1) Sahaja and the status of the world: “சகஜநிலை” points to the natural, non-contrived equipoise (often aligned with sahaja-samādhi). In that condition, the world is described as “கண்ணாடி நிழல்” (mirror-shadow), a strong image for māyā: it appears, is experienced, yet is dependent—like a reflection requiring a surface and light. The verse does not deny experience; it denies independent self-standing reality.
2) Mind vs. citta: The text distinguishes “மனம்” (mind: the roaming, desiring, leaping faculty) from “சித்தம்” (citta: deeper mental substance, memory-impression field). Even if the gross mind is ‘ended’ (தானிறந்து: died, subsided, or crossed over), the citta may still “slip” (நழுவும்)—a subtle warning that residual vāsanā-s (impressions) can pull one out of steadiness.
3) The inner feminine (“ஆந்தரிகத் தவள்”): This cryptic phrase indicates a ‘she’ in the inner space (antarika).
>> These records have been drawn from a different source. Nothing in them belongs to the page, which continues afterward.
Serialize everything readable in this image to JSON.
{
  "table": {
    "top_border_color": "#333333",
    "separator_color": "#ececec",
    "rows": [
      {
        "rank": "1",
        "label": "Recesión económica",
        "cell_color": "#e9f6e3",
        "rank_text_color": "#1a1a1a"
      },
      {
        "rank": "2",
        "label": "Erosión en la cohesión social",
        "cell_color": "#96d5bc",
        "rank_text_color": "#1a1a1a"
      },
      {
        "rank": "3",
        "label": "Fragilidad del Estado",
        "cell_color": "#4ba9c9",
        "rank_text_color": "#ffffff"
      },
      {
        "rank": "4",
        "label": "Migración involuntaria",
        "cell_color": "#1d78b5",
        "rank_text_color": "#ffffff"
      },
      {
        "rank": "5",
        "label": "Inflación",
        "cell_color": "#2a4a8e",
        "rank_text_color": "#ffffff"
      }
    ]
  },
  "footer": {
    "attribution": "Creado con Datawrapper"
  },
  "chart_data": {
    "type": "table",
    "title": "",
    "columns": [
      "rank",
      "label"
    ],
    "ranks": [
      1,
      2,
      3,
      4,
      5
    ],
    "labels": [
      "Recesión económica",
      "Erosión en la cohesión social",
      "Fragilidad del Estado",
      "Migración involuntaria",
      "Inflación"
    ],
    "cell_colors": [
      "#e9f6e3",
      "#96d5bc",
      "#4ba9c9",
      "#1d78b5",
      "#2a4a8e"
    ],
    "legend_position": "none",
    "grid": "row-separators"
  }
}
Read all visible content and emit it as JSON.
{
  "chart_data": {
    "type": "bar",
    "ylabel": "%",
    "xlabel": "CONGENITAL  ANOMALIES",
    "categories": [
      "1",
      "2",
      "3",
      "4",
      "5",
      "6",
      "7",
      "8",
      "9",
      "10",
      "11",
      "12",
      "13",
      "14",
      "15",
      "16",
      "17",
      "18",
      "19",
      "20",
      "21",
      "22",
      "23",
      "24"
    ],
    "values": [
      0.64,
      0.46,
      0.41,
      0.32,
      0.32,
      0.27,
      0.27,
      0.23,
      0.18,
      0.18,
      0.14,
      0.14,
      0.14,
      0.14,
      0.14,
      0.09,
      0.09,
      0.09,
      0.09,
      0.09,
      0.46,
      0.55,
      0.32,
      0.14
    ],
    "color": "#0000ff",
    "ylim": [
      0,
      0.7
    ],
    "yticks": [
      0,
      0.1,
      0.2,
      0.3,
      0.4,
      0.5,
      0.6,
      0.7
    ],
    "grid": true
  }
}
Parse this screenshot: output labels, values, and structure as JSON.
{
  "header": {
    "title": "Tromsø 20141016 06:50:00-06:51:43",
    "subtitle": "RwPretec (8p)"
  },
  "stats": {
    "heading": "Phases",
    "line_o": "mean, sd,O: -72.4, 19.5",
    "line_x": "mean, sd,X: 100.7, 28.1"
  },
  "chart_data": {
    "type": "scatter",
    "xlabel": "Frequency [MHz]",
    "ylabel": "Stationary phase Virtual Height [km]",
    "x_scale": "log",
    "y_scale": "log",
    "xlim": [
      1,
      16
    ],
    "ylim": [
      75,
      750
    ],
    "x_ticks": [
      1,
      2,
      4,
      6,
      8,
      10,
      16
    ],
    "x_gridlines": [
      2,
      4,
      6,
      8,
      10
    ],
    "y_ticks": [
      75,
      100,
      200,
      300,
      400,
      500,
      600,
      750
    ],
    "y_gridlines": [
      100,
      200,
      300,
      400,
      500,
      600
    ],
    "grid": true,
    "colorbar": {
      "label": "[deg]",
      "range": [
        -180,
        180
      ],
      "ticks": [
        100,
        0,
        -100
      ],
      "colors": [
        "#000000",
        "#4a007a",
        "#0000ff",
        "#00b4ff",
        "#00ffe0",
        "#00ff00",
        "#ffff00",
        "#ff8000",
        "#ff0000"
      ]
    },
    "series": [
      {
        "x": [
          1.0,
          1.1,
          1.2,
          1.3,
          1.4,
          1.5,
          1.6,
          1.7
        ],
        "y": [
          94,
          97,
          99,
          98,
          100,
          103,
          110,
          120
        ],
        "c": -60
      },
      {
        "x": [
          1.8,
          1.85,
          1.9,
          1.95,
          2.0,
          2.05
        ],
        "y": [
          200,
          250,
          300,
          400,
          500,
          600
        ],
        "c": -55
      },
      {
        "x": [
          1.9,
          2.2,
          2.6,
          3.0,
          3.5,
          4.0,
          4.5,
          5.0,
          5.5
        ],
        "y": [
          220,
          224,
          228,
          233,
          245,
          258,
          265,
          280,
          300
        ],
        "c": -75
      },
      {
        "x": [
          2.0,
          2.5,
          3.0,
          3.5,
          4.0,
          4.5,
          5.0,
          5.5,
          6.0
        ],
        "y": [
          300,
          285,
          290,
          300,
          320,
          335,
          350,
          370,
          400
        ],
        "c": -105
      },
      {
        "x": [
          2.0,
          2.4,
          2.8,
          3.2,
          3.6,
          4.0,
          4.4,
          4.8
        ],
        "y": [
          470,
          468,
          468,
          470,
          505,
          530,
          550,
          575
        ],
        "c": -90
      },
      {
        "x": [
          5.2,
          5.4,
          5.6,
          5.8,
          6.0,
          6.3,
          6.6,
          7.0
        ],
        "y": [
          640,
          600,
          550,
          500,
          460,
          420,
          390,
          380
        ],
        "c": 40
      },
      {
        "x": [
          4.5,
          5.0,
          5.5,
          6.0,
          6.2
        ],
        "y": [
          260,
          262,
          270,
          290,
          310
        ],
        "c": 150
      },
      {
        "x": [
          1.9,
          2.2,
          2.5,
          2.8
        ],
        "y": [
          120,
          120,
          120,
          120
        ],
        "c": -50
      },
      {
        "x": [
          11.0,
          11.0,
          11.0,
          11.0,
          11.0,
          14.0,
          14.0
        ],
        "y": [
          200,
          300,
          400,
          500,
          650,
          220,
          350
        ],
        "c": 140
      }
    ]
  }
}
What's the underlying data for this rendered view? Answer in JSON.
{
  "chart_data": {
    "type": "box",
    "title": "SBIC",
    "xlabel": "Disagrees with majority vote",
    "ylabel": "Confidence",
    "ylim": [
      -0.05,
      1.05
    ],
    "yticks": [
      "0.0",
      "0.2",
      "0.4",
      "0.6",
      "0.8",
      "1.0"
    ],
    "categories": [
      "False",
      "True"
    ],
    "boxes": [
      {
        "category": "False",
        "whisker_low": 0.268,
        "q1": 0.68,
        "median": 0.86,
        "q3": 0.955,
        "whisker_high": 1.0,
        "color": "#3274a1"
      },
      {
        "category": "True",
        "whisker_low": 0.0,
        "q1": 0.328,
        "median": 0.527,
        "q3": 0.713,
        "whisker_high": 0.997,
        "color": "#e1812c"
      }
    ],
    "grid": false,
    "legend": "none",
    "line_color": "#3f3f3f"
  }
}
In Siddhar idiom, this can signify Kuṇḍalinī-Śakti, the inner energy-current, the indwelling deity, or the subtle principle that ‘stands’ when the practitioner’s attention is stabilized. The line “அனைத்தும் சித்தி” links her standing/revelation with siddhi-arising—both yogic powers and the deeper ‘accomplishment’ of steadiness in awareness. Siddhar texts often caution that siddhis may arise as side-effects, not the final aim.
4) Mantra as transmitted force: “அப்பனே செப்பிய… மந்திரங்கள்” frames mantra as what the ‘Father’ spoke—this can be Śiva, the Guru, or the primal source. Mantra here is not only sound but a transmitted method that reorganizes prāṇa and attention, enabling dissolution of ego-patterns.
5) Deathlessness and the jeweled throne: “மரணமிலா மணிப்பீடம்” can be read in two registers. (a) Yogic-metaphysical: the ‘seat’ of realization—often associated with the crown (sahasrāra) or bindu-sthāna—where awareness abides without return to delusion. (b) Siddhar alchemical/medical: the ‘deathless’ state can imply kāya-siddhi (body-perfection) and a transformed physiology via inner fire, breath-regulation, and rasavāda (alchemical) symbolism. The “jeweled” quality suggests incorruptibility and luminosity—either of the subtle seat of consciousness or of a perfected body.
6) Kailāsa as inner abode: Ending with “சிவைவாசம் கைலாசந்தான்” compresses theology and yogic geography: Kailāsa is Śiva’s abode, but the verse implies that the true Kailāsa is the state of abiding (வாசம்) in Śiva-consciousness—an interiorization typical of Siddhar teaching.